It should be noted that the gamma reference voltages output during the first/second image frames are +(Vr1+β), . . . , +(Vr5+β), −(Vr1+β), . . . , +(Vr5+β). Compared with the gamma reference voltages +Vr1, . . . , +Vr5, −Vr1, . . . , −Vr5 output during the first/second image frames in the related art, if the compensation voltage β is +0.05 V, the gamma curve in the embodiment of the present disclosure should have a value of about 2.2˜2.3, which meets a general rule of gamma curve 2.2±0.2. Similarly, the gamma reference voltages output during the third/fourth image frames are +(Vr1−β), . . . , +(Vr5−β), −(Vr1−β), . . . , −(Vr5−β), and compared with the gamma reference voltages +Vr1, . . . , +Vr5, −Vr1, . . . , −Vr5 output during the first/second image frames in the related art, if the compensation voltage β is −0.05 V, the gamma curve should have a value of about 2.1˜2.2, which also meets the general rule of gamma curve 2.2±0.2. In consideration of the vision persistence effect of human eyes, when a refresh frequency is greater than 30 Hz, the human eyes cannot observe a change, so that the display effect is not much affected for the vertical viewing angle, and the affect is negligible.

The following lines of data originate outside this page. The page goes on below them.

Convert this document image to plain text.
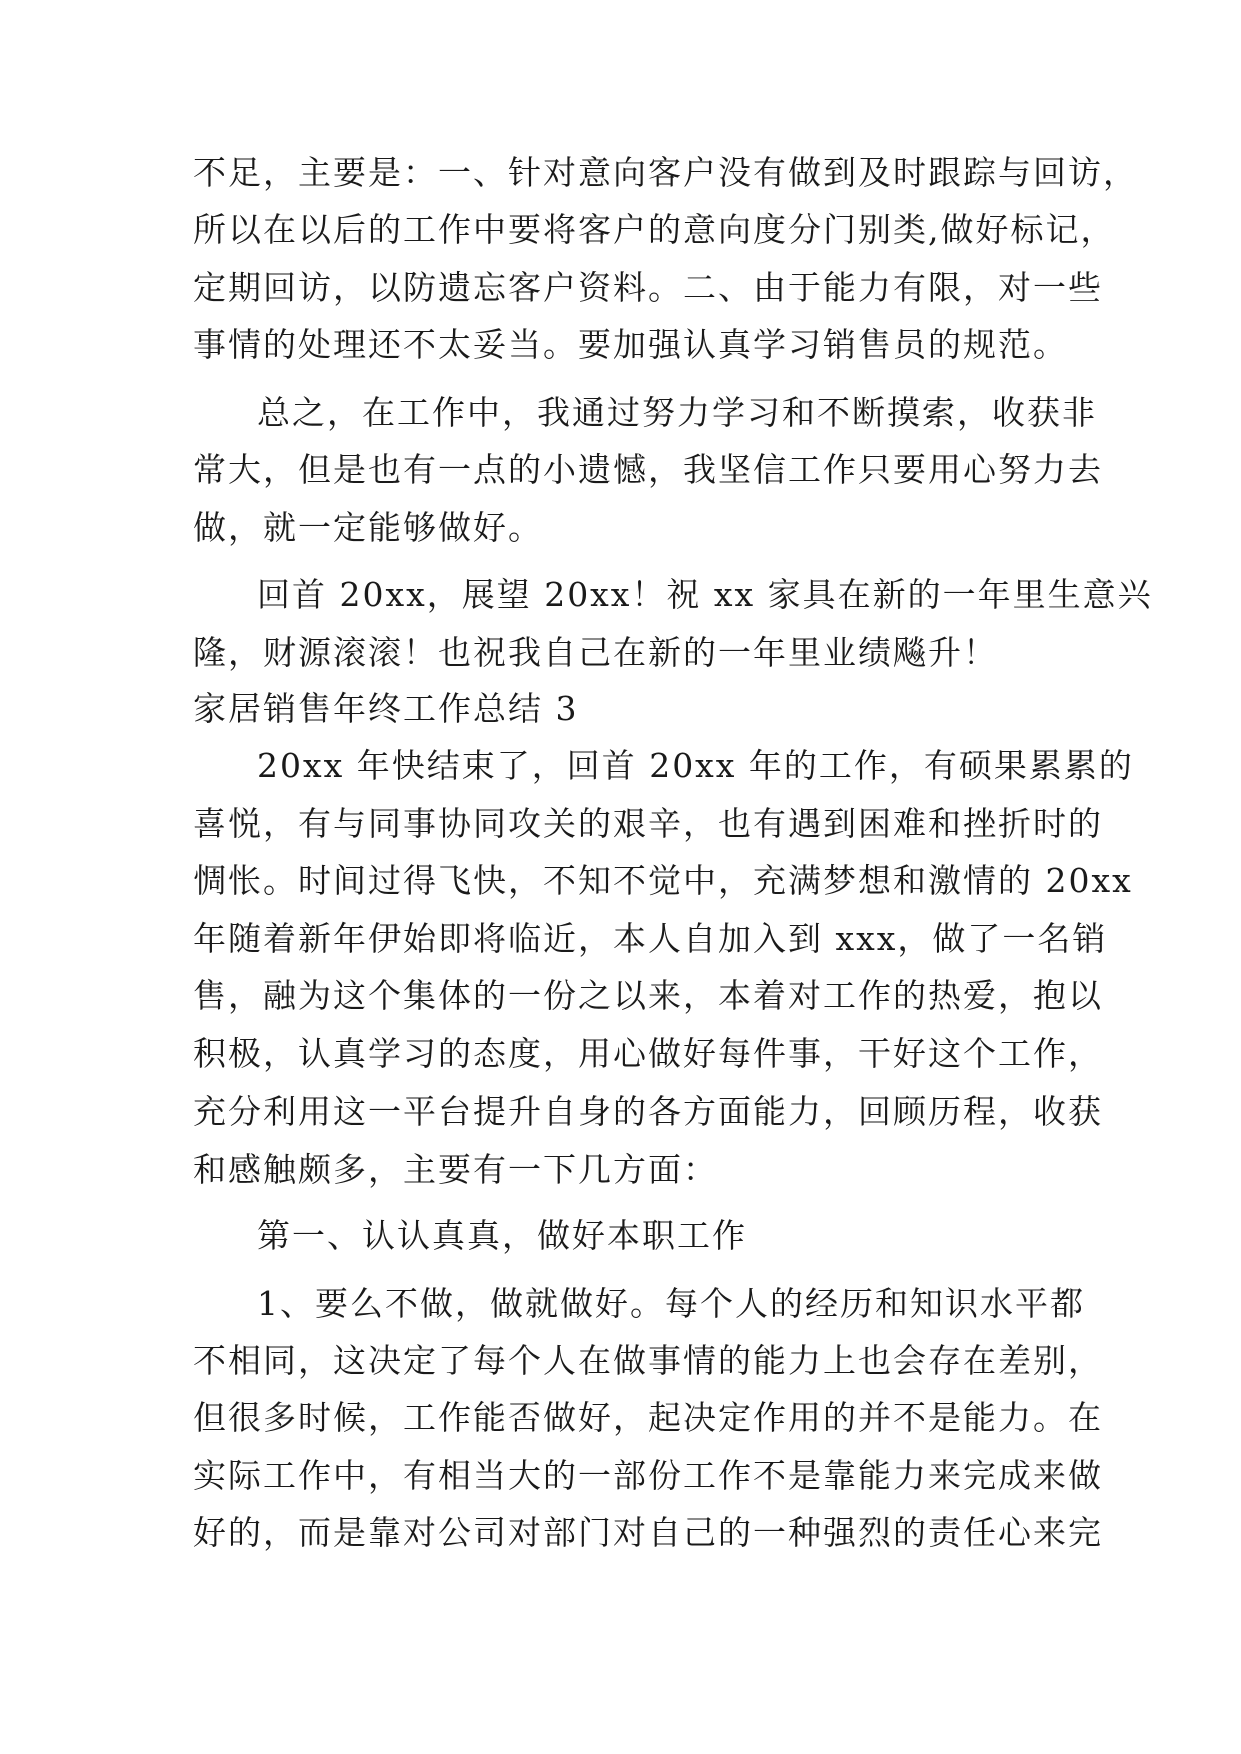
不足，主要是：一、针对意向客户没有做到及时跟踪与回访，
所以在以后的工作中要将客户的意向度分门别类,做好标记，
定期回访，以防遗忘客户资料。二、由于能力有限，对一些
事情的处理还不太妥当。要加强认真学习销售员的规范。
总之，在工作中，我通过努力学习和不断摸索，收获非
常大，但是也有一点的小遗憾，我坚信工作只要用心努力去
做，就一定能够做好。
回首 20xx，展望 20xx！祝 xx 家具在新的一年里生意兴
隆，财源滚滚！也祝我自己在新的一年里业绩飚升！
家居销售年终工作总结 3
20xx 年快结束了，回首 20xx 年的工作，有硕果累累的
喜悦，有与同事协同攻关的艰辛，也有遇到困难和挫折时的
惆怅。时间过得飞快，不知不觉中，充满梦想和激情的 20xx
年随着新年伊始即将临近，本人自加入到 xxx，做了一名销
售，融为这个集体的一份之以来，本着对工作的热爱，抱以
积极，认真学习的态度，用心做好每件事，干好这个工作，
充分利用这一平台提升自身的各方面能力，回顾历程，收获
和感触颇多，主要有一下几方面：
第一、认认真真，做好本职工作
1、要么不做，做就做好。每个人的经历和知识水平都
不相同，这决定了每个人在做事情的能力上也会存在差别，
但很多时候，工作能否做好，起决定作用的并不是能力。在
实际工作中，有相当大的一部份工作不是靠能力来完成来做
好的，而是靠对公司对部门对自己的一种强烈的责任心来完
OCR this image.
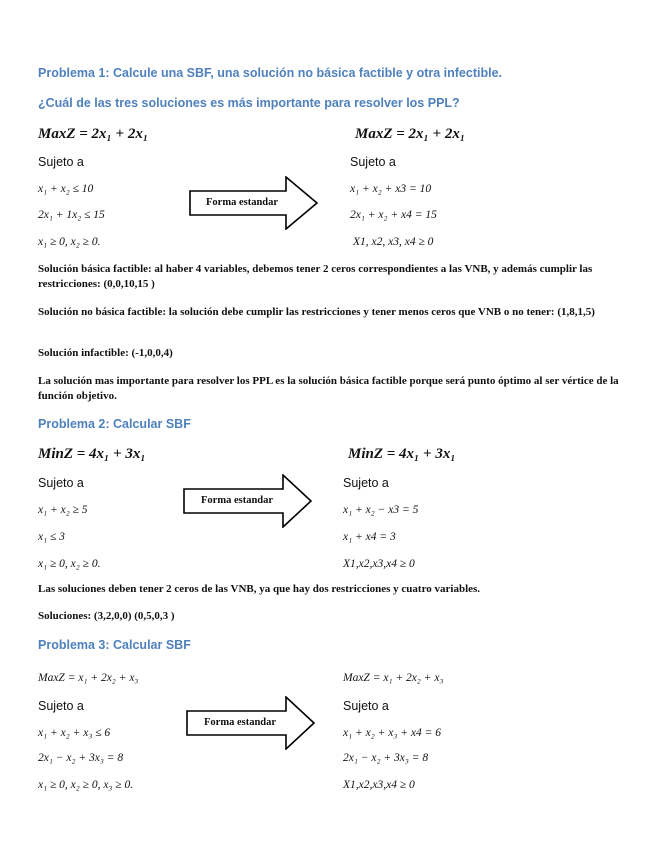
Problema 1: Calcule una SBF, una solución no básica factible y otra infectible.
¿Cuál de las tres soluciones es más importante para resolver los PPL?
MaxZ = 2x₁ + 2x₁
Sujeto a
x₁ + x₂ ≤ 10
2x₁ + 1x₂ ≤ 15
x₁ ≥ 0, x₂ ≥ 0.
Forma estandar
MaxZ = 2x₁ + 2x₁
Sujeto a
x₁ + x₂ + x3 = 10
2x₁ + x₂ + x4 = 15
X1, x2, x3, x4 ≥ 0
Solución básica factible: al haber 4 variables, debemos tener 2 ceros correspondientes a las VNB, y además cumplir las restricciones: (0,0,10,15 )
Solución no básica factible: la solución debe cumplir las restricciones y tener menos ceros que VNB o no tener: (1,8,1,5)
Solución infactible: (-1,0,0,4)
La solución mas importante para resolver los PPL es la solución básica factible porque será punto óptimo al ser vértice de la función objetivo.
Problema 2: Calcular SBF
MinZ = 4x₁ + 3x₁
Sujeto a
x₁ + x₂ ≥ 5
x₁ ≤ 3
x₁ ≥ 0, x₂ ≥ 0.
Forma estandar
MinZ = 4x₁ + 3x₁
Sujeto a
x₁ + x₂ − x3 = 5
x₁ + x4 = 3
X1,x2,x3,x4 ≥ 0
Las soluciones deben tener 2 ceros de las VNB, ya que hay dos restricciones y cuatro variables.
Soluciones: (3,2,0,0) (0,5,0,3 )
Problema 3: Calcular SBF
MaxZ = x₁ + 2x₂ + x₃
Sujeto a
x₁ + x₂ + x₃ ≤ 6
2x₁ − x₂ + 3x₃ = 8
x₁ ≥ 0, x₂ ≥ 0, x₃ ≥ 0.
Forma estandar
MaxZ = x₁ + 2x₂ + x₃
Sujeto a
x₁ + x₂ + x₃ + x4 = 6
2x₁ − x₂ + 3x₃ = 8
X1,x2,x3,x4 ≥ 0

In addition, it is understood that the liquid crystal display panel shall be driven with positive and negative voltages, and shall be driven by equal voltage differences (to prevent charge remaining), so the first and second image frames shall be continuous. During the first and second image frames, the compensation voltage β is added to the initial gamma reference voltage, and in order to balance the brightness, the third/fourth image frames (during which, the compensation voltage β is subtracted from the initial gamma reference voltage) follows the first/second image frames.
In a specific implementation, the gamma regulating circuit 2 is specifically configured to acquire, according to the gamma reference voltage pairs, the compensation voltage β which is pre-stored, and determine, according to the gamma reference voltage pairs and the compensation voltage β, the first output voltage, the second output voltage, the third output voltage, and the fourth output voltage corresponding to each of the gamma reference voltage pairs. Correspondingly, in a specific implementation, referring to FIG. 4, the source driving circuit further includes a storage circuit 4, and the storage circuit 4 is configured to store the compensation voltage before the gamma regulating circuit 2 determines the first output voltage, the second output voltage, the third output voltage, and the fourth output voltage. Specifically, the compensation voltage may be 0V to 0.2V, and further, optionally, the compensation voltage may be 0V to 0.59 V.
In a specific implementation, the storage circuit 4 can be a read-only memory (ROM) in the source driving circuit, in which the following Table 1 may be stored. The “row” and “column” in Table 1 can be used to identify the address of a storage unit. When data is stored in a particular storage unit, the row and column corresponding to the storage unit is found to find the storage unit, and then a value is burned into the storage unit. Similarly, when the data is read from the particular storage unit, the row and column corresponding to the storage unit is found, and the corresponding data is read from the storage unit.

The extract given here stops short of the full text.